I remember some text-over-image meme thing going around Facebook a few years ago, the famous “This is an antidepressant” over a forest photo and unhelpful things over a photo of medicinal antidepressants.  Then there were all the responses.   That original meme really wasn’t a helpful thing, what it planted in my (damn fool) brain was a sort of angry resistance;  trite suggestions to “just be positive” or “just get some exercise” are not useful, however well meaning.  What happens is a sort of weird conflation, good intentions of people extolling the virtues of taking a walk in the great outdoors get swamped in your brain by the idea that that person thinks that’s magically going to cure you.  Depressed brains are weird, they don’t process things like that well.  I really liked that the conversation was utterly honest, that counselling and time and medication were all real and useful and openly discussed.  Bird watching, or forest bathing or insect spotting, or any of so many gorgeous and interesting pursuits in nature are absolutely to be recommended, I really cannot stress how wonderful I believe they are for mental health, but take mental health seriously and don’t just dismiss it as something a quick 15 minute turn of a morning is going to set right.

That said, I am a believer that the Five Ways to Wellbeing are a useful way to move in the right direction once you are in a position to get going with them, and like Joe the natural world is definitely where I go to be active and take notice.

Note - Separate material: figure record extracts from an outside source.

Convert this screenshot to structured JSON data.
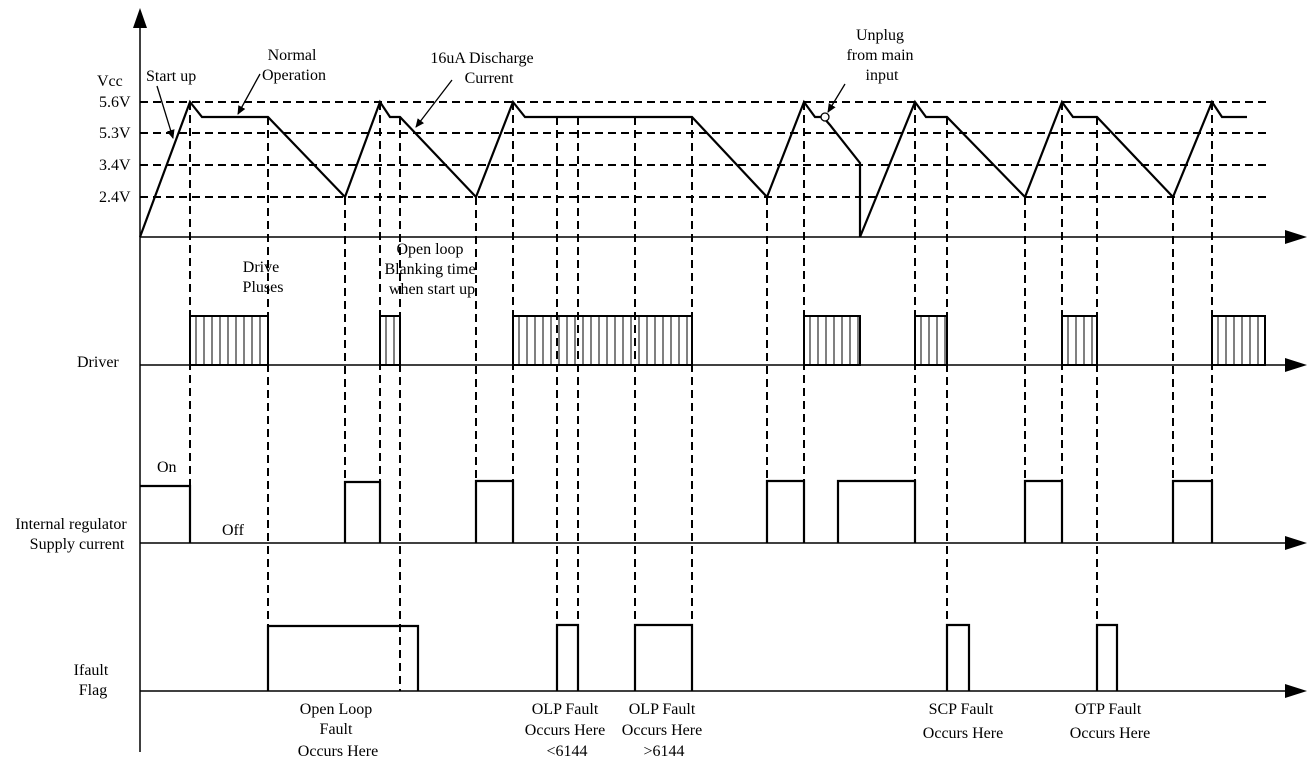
{
  "levels": {
    "axis_title": "Vcc",
    "v56": "5.6V",
    "v53": "5.3V",
    "v34": "3.4V",
    "v24": "2.4V"
  },
  "signals": {
    "driver": "Driver",
    "regulator_line1": "Internal regulator",
    "regulator_line2": "Supply current",
    "on": "On",
    "off": "Off",
    "ifault_line1": "Ifault",
    "ifault_line2": "Flag"
  },
  "annotations": {
    "start_up": "Start up",
    "normal_line1": "Normal",
    "normal_line2": "Operation",
    "discharge_line1": "16uA Discharge",
    "discharge_line2": "Current",
    "unplug_line1": "Unplug",
    "unplug_line2": "from main",
    "unplug_line3": "input",
    "drive_line1": "Drive",
    "drive_line2": "Pluses",
    "blank_line1": "Open loop",
    "blank_line2": "Blanking time",
    "blank_line3": "when start up"
  },
  "faults": {
    "open_loop": [
      "Open Loop",
      "Fault",
      "Occurs Here"
    ],
    "olp_lt": [
      "OLP Fault",
      "Occurs Here",
      "<6144"
    ],
    "olp_gt": [
      "OLP Fault",
      "Occurs Here",
      ">6144"
    ],
    "scp": [
      "SCP Fault",
      "Occurs Here"
    ],
    "otp": [
      "OTP Fault",
      "Occurs Here"
    ]
  }
}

For completeness I include them here, they are:

1) Connect: with people, family, friends, colleagues, whoever.. people often talk about needing to connect to people for support but for me just finding someone who shares your interest in anything is such an exhilarating thing.  It can be so difficult to do, but as and when you can if you find you have an interest in something you could start seeing if there are groups you can connect to to keep you interested and motivated.  Honestly,  even just reading stranger’s tweets on a subject I love is a tiny strand on the cobweb.
2) Be active: uurgh the amount of times this got turned into “go running!! or cycling!!” in my brain isn’t funny.  I didn’t want to do either.  I still don’t. I am getting old, bits of me hate me enough already.  But that’s really not the point, active doesn’t have to be 3 hours in the gym before breakfast, it just means trying not to satisfy your depression’s desire to atrophy on a soft surface, alone. I have always loved walking in the woods or up rivers so that’s what I do now.  I will never set paths ways aflame with my blistering pace, I have too many stops to take photos and ooh over tiny things, which is great because that’s
3) Take notice: “Be curious. Catch sight of the beautiful. Remark on the unusual. Notice the changing seasons. Savour the moment…Be aware of the world around you and what you are feeling. ”  I do so much of this now, and moments do genuinely affect me with that whole body surge, just as Chris Packham describes.
4) Keep learning: I’d genuinely forgotten how much I love to know things, research things, find things out and connect them all up.  How did I forget that?   It’s like all that time my brain has been caught up being depressed I’ve forgotten what makes me me.  Again, this isn’t something a depressed person can necessarily make themselves do, but it can come more naturally as a consequence of just wanting to know what those things you just took notice of are.

5) Give:  I think this is my next step, I adore talking about all the new things I’ve found and am learning, I love sharing interest and collaboration.  I am starting to look around to see if there’s some voluntary work I can do to keep me doing all the stuff I now know I love so much.  Make more connections and hey, look at that we’re back to step one again, and this time round the wheel it might be easier to do?

While on the subject on mental health I would also like to mention a blogpost by Larissa Reid,  who discovered a way to deal with post natal depression through observing and absorbing nature, and through the writings of Robert Macfarlane, a post that’s been reblogged on the Land Lines Project blog.